How Amazon SageMaker fits into this puzzle

In our architecture we are proposing a SageMaker endpoint for inferencing that is invoked via API Gateway, which can detect fraudulent transactions.

Amazon SageMaker is a fully managed service that provides every developer and data scientist with the ability to build, train, and deploy machine learning (ML) models quickly. SageMaker removes the heavy lifting from each step of the machine learning process to make it easier to build and develop high quality models. You can use these trained models in an ingestion pipeline to make real-time inferences.

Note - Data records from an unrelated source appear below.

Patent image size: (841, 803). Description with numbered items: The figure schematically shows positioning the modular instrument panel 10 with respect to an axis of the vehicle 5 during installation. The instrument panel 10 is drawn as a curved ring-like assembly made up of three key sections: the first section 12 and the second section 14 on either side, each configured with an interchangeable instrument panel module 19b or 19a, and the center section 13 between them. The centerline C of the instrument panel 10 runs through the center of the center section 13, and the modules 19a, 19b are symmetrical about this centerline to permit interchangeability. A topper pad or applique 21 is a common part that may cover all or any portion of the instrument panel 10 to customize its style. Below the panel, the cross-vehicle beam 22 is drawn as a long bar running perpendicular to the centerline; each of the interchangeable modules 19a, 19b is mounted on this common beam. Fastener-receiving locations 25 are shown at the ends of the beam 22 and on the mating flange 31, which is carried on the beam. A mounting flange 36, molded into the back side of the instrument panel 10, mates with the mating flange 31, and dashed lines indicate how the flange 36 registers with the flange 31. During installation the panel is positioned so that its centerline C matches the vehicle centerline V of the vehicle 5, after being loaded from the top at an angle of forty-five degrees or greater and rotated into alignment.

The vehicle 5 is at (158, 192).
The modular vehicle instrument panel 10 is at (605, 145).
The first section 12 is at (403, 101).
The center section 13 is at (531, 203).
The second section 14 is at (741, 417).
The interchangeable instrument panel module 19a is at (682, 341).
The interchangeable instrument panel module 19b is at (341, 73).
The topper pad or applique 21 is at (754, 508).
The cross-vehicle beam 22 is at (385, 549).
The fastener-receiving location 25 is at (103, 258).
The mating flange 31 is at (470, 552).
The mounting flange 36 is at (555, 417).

You can set up persistent endpoints to get predictions from your models that are deployed on SageMaker hosting services. For an overview on deploying a single model or multiple models with SageMaker hosting services, see Deploy a Model on SageMaker Hosting Services.

Ready for a test drive

To help you get started, we would like to introduce an AWS Solution: AWS Streaming Data Solution for Amazon Kinesis (Option 4) that is available as a single-click cloud formation template to assist you in quickly provisioning resources to get your real-time in-stream inference pipeline up and running in a few minutes. In this solution we leverage AWS Lambda, but that can be switched with a SageMaker endpoint to achieve the architecture discussed earlier in this post. You can also leverage the pre-built AWS Solutions Construct, which implements an Amazon API Gateway connected to an Amazon SageMaker endpoint pattern that can replace AWS Lambda in the below solution. See the implementation guide for this solution.

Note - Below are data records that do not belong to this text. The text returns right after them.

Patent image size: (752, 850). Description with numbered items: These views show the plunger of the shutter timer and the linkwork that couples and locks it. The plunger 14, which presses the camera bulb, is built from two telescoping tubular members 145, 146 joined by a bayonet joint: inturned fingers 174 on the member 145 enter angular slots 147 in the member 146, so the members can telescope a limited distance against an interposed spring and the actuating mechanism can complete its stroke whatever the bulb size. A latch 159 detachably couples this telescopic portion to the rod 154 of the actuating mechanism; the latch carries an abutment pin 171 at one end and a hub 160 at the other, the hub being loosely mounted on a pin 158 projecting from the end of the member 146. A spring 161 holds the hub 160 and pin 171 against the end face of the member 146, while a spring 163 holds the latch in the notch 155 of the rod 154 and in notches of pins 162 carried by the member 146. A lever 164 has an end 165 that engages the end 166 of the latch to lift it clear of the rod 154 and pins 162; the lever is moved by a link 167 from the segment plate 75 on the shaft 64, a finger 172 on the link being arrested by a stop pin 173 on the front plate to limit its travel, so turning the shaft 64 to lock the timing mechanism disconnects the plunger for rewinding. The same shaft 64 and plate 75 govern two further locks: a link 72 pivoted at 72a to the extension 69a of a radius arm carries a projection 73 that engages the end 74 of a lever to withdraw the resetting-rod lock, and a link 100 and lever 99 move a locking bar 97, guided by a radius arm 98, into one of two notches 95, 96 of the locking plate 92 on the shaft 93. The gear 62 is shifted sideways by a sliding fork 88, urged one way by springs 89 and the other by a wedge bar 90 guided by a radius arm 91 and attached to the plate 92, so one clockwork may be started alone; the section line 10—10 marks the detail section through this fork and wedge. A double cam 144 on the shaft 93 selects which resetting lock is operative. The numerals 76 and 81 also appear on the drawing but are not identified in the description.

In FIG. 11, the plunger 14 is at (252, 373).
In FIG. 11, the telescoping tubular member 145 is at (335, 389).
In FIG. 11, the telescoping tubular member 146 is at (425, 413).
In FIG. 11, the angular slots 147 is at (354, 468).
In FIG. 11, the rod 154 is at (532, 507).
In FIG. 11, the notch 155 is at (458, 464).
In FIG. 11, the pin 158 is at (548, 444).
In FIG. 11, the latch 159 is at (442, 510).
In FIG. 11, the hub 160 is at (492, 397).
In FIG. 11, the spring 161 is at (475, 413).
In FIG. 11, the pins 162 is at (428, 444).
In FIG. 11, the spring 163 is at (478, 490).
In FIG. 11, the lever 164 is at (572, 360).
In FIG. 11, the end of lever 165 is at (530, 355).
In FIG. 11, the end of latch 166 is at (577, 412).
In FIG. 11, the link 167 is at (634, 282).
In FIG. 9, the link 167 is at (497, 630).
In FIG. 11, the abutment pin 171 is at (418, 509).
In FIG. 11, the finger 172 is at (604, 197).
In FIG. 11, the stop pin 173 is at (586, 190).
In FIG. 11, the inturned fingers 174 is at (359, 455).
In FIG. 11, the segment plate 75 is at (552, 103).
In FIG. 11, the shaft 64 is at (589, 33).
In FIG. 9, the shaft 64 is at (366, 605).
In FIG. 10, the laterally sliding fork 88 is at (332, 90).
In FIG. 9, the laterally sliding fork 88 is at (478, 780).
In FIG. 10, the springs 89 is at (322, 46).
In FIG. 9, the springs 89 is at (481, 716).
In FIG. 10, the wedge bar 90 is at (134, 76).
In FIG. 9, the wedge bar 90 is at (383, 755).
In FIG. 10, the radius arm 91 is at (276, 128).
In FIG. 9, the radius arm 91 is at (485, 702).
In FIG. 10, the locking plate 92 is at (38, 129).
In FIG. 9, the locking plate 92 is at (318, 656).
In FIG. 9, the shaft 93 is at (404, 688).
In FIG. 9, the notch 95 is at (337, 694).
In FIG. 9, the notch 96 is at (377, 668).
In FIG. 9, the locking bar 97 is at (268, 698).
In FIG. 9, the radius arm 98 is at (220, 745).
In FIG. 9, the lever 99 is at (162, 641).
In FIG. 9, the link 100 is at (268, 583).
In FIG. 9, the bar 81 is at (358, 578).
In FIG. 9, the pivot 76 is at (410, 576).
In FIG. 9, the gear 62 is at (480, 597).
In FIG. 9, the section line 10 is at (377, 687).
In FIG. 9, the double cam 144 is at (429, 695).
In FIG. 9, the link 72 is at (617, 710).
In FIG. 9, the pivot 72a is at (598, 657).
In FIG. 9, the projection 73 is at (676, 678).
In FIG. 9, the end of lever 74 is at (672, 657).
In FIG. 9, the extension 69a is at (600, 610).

The following diagram illustrates the architecture for the solution:

architecture for the solution

Conclusion

In this post we explained the architecture to build a managed, reliable, scalable, and highly available application that is capable of real-time inferencing on a data stream. The architecture was built using KDS, KDA for Apache Flink, Apache Flink, and Amazon SageMaker. The architecture also illustrates how you can use managed services so that you don’t need to spend time provisioning, configuring, and managing the underlying infrastructure. Instead, you can spend your time creating insights and inference from your data.

We also talked about the AWS Streaming Data Solution for Amazon Kinesis, which is an AWS vetted solution that provides implementations for applications you can automatically deploy directly into your AWS account. The solution automatically configures the AWS services necessary to easily capture, store, process, and infer from streaming data.